Closed tcaceresm closed 4 months ago

tcaceresm commented 5 months ago

Hi there, I'm trying to calculate fingerprints for ~50,000 molecules. However, I notice that the RAM usage only increases, to the point of completely depleting it. I don't understand how it is possible given that the matrix created by the function extractDrugOBFP4 to store the fingerprints is previously created, with the correct dimensions. Upon review, the size of the matrix is constant (~1.6gb) in each loop, however, the RAM usage by the R session increases as the loop continues. Furthermore, the process is sequential, molecule by molecule, which should not increase RAM usage. This is the code of the function, and the section of the function that increases RAM usage. I know that this is the problematic section because when I change it to any vector of size 512 (not the fingerprint returned by ChemmineOB), the process does not consume more ram. I'm not R expert, any help will be useful.
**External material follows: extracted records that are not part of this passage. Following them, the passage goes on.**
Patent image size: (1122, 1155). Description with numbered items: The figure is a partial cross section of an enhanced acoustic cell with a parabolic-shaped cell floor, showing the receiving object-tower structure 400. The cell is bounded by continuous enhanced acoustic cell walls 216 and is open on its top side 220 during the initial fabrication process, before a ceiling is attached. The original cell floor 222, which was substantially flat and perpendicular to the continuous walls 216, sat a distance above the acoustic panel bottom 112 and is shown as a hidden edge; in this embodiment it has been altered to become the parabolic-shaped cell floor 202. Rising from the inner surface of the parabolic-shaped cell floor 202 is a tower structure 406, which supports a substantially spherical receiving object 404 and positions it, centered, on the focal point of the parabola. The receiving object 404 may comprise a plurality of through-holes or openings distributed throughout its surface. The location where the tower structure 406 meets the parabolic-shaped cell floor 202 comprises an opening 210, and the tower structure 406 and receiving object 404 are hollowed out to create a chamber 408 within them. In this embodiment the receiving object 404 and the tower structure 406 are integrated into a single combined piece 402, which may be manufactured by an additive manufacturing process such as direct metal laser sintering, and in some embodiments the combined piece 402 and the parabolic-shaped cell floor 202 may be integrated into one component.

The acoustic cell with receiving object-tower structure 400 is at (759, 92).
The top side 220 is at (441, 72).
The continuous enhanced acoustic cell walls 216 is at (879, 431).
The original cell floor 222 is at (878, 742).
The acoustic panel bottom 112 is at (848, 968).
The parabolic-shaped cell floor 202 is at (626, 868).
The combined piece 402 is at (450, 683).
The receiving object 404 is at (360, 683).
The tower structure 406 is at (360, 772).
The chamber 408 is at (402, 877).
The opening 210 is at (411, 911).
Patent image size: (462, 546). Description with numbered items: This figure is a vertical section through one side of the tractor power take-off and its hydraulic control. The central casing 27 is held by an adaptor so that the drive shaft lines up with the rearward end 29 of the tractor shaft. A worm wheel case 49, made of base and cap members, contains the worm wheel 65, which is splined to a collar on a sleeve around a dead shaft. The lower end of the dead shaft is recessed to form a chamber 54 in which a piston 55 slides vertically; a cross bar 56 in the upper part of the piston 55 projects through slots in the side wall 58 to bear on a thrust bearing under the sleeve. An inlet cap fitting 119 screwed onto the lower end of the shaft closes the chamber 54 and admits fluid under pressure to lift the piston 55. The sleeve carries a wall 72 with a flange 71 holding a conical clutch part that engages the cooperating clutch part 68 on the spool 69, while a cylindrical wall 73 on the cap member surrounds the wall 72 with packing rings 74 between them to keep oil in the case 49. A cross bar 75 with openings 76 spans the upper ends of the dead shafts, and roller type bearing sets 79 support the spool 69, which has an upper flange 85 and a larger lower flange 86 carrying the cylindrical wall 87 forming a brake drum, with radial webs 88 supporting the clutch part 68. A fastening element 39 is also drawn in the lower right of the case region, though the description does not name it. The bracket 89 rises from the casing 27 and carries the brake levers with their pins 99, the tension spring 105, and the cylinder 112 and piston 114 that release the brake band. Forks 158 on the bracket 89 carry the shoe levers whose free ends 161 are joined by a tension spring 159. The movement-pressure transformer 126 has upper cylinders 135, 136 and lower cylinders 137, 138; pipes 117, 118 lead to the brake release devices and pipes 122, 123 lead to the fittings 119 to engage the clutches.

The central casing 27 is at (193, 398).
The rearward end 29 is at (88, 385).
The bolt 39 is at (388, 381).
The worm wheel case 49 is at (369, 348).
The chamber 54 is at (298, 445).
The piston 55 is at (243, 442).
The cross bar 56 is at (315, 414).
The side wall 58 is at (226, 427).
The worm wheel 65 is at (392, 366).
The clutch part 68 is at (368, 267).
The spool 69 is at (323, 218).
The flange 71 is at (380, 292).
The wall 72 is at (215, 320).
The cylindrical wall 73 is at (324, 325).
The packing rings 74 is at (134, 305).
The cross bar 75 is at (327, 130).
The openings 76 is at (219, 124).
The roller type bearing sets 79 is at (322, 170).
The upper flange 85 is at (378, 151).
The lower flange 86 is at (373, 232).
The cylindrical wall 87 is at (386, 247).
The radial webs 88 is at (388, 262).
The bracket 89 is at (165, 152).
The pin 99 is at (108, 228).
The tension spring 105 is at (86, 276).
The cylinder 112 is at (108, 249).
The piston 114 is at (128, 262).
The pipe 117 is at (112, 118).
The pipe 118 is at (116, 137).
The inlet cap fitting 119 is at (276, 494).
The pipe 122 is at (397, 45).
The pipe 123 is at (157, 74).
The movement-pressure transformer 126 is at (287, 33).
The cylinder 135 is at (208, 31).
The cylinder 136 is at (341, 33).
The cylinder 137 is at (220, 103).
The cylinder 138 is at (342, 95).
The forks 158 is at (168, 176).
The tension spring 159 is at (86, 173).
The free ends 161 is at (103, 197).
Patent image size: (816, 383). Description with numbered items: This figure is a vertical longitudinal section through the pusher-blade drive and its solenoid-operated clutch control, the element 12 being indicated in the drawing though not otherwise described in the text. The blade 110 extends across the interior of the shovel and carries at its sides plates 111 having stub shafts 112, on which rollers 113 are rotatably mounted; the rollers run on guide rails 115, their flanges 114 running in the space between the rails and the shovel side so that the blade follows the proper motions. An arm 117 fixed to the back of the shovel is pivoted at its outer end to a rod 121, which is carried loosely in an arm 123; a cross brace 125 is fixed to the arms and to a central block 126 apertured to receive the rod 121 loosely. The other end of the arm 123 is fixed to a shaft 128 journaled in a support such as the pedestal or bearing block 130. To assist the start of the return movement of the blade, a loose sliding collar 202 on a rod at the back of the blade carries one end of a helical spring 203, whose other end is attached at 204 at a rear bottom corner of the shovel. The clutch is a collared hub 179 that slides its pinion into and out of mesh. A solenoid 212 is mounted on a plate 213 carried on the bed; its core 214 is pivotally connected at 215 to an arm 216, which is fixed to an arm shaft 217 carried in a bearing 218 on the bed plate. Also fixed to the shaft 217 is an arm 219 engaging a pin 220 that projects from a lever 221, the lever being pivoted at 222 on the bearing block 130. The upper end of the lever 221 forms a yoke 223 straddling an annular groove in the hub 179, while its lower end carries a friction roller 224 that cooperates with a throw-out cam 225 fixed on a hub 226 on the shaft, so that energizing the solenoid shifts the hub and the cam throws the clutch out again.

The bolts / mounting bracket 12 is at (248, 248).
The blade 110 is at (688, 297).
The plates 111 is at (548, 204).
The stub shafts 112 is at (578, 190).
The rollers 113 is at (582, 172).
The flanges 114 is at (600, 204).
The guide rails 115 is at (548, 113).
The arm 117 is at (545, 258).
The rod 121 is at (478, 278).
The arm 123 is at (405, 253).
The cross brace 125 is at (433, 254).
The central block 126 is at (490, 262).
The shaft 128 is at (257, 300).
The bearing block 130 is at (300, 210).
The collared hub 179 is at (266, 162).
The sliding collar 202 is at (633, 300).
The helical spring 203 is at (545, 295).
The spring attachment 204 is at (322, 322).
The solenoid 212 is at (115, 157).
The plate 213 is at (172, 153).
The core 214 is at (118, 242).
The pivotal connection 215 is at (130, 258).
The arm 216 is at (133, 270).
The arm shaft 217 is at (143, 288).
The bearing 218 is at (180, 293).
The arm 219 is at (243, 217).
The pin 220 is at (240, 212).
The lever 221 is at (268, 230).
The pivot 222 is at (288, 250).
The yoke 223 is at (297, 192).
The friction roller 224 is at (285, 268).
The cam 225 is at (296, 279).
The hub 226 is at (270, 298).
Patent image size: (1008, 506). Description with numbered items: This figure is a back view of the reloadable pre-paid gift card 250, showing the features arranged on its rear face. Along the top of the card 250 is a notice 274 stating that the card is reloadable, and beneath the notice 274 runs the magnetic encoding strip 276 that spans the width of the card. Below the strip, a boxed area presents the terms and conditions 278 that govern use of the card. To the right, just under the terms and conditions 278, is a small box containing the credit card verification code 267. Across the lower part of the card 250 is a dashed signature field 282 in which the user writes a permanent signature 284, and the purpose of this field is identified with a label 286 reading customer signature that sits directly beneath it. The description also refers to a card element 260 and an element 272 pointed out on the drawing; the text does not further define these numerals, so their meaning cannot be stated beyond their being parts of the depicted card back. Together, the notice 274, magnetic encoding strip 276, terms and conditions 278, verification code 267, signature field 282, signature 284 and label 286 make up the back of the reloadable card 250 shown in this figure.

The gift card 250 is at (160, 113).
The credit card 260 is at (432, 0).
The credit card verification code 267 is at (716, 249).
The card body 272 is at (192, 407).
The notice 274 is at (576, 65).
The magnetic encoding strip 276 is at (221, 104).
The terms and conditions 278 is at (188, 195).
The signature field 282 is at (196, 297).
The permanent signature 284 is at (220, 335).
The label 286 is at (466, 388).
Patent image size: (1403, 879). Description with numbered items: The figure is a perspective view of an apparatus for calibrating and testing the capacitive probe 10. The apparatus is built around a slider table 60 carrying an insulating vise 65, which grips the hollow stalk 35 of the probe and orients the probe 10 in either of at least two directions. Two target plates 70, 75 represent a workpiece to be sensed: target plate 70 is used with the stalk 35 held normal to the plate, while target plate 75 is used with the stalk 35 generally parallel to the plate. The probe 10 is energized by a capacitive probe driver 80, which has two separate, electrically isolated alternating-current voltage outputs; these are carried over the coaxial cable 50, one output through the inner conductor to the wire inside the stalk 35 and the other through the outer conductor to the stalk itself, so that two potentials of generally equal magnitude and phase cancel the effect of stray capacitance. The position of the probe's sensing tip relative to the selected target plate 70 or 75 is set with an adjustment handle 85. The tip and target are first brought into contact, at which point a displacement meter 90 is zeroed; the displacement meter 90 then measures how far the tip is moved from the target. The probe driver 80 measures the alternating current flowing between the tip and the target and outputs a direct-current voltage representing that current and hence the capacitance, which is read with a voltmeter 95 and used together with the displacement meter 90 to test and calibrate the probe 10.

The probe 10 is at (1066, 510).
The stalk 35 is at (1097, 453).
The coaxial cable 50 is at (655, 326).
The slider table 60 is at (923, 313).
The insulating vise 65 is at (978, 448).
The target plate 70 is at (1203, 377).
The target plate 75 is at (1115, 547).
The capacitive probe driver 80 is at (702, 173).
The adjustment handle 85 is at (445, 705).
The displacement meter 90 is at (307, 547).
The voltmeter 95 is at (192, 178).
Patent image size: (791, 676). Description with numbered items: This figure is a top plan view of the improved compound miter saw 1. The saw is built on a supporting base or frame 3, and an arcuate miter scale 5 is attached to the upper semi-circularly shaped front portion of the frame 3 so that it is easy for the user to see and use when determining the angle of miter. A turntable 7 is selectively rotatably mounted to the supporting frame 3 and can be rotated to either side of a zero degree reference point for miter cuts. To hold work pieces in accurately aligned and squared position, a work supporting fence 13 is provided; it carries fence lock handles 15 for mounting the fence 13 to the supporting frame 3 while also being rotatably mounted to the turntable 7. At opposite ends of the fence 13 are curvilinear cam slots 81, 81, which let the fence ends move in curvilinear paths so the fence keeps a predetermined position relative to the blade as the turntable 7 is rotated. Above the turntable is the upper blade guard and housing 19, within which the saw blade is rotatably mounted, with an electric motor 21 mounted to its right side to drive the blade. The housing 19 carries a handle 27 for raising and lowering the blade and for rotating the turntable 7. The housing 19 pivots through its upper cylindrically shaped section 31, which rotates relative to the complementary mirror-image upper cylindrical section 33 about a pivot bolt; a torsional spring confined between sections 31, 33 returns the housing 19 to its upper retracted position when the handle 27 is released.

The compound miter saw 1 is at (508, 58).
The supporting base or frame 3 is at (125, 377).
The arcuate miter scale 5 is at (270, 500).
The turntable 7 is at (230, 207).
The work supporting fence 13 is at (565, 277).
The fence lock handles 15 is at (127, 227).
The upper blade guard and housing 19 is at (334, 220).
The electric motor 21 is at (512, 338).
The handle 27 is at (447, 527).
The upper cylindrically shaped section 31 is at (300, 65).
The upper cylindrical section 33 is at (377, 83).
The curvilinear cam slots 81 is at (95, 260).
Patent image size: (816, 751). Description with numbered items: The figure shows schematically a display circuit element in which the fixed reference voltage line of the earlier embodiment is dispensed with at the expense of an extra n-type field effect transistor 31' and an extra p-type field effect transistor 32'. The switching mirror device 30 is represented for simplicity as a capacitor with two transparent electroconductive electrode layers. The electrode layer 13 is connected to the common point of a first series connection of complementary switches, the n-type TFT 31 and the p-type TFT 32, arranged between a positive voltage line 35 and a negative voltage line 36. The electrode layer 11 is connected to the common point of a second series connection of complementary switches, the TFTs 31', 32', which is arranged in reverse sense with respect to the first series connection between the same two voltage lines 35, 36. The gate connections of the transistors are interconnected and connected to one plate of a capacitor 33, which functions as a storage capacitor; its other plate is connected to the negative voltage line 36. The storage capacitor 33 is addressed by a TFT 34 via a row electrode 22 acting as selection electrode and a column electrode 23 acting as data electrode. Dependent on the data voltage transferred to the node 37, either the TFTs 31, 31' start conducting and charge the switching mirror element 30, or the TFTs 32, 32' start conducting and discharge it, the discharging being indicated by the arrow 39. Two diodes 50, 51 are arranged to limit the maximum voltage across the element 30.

Thanks, and sorry about my english.

function (molecules, type = c("smile", "sdf")) 
{
  check_ob()
  if (type == "smile") {
    if (length(molecules) == 1L) {
      molRefs = eval(parse(text = "ChemmineOB::forEachMol('SMILES', molecules, identity)"))
      fp = eval(parse(text = "ChemmineOB::fingerprint_OB(molRefs, 'FP4')"))
    }
    else if (length(molecules) > 1L) {
      fp = matrix(0L, nrow = length(molecules), ncol = 512L)
      for (i in 1:length(molecules)) {
        molRefs = eval(parse(text = "ChemmineOB::forEachMol('SMILES', molecules[i], identity)"))
###########################################################
####### This is the step which increases RAM usage in each loop step
        fp[i, ] = eval(parse(text = "ChemmineOB::fingerprint_OB(molRefs, 'FP4')"))
###########################################################
      }
    }
  }
  else if (type == "sdf") {
    smi = eval(parse(text = "ChemmineOB::convertFormat(from = 'SDF', to = 'SMILES', source = molecules)"))
    smiclean = strsplit(smi, "\\t.*?\\n")[[1]]
    if (length(smiclean) == 1L) {
      molRefs = eval(parse(text = "ChemmineOB::forEachMol('SMILES', smiclean, identity)"))
      fp = eval(parse(text = "ChemmineOB::fingerprint_OB(molRefs, 'FP4')"))
    }
    else if (length(smiclean) > 1L) {
      fp = matrix(0L, nrow = length(smiclean), ncol = 512L)
      for (i in 1:length(smiclean)) {
        molRefs = eval(parse(text = "ChemmineOB::forEachMol('SMILES', smiclean[i], identity)"))
        fp[i, ] = eval(parse(text = "ChemmineOB::fingerprint_OB(molRefs, 'FP4')"))
      }
    }
  }
  else {
    stop("Molecule type must be \"smile\" or \"sdf\"")
  }
  return(fp)
}
nanxstats commented 5 months ago

@tcaceresm Great question. I'm not exactly sure where the problem is coming from, but an educated guess is somewhere under the hood from ChemmineOB or Open Babel, something like a memory leak.

From the R perspective, I have an alternative solution, see this blog post on using callr to create more robust wrappers for similar batch processing tasks: https://nanx.me/blog/post/disposable-computing-with-callr/.

In brief, split up the fingerprint calculations into much smaller batches, and use callr to launch new, separate R processes to go through each batch. This can potentially eliminate runtime issues related to low-level code.

tcaceresm commented 4 months ago

Yup, the solution was to split up the fingerprint calculations! Thanks, I'll close this issue.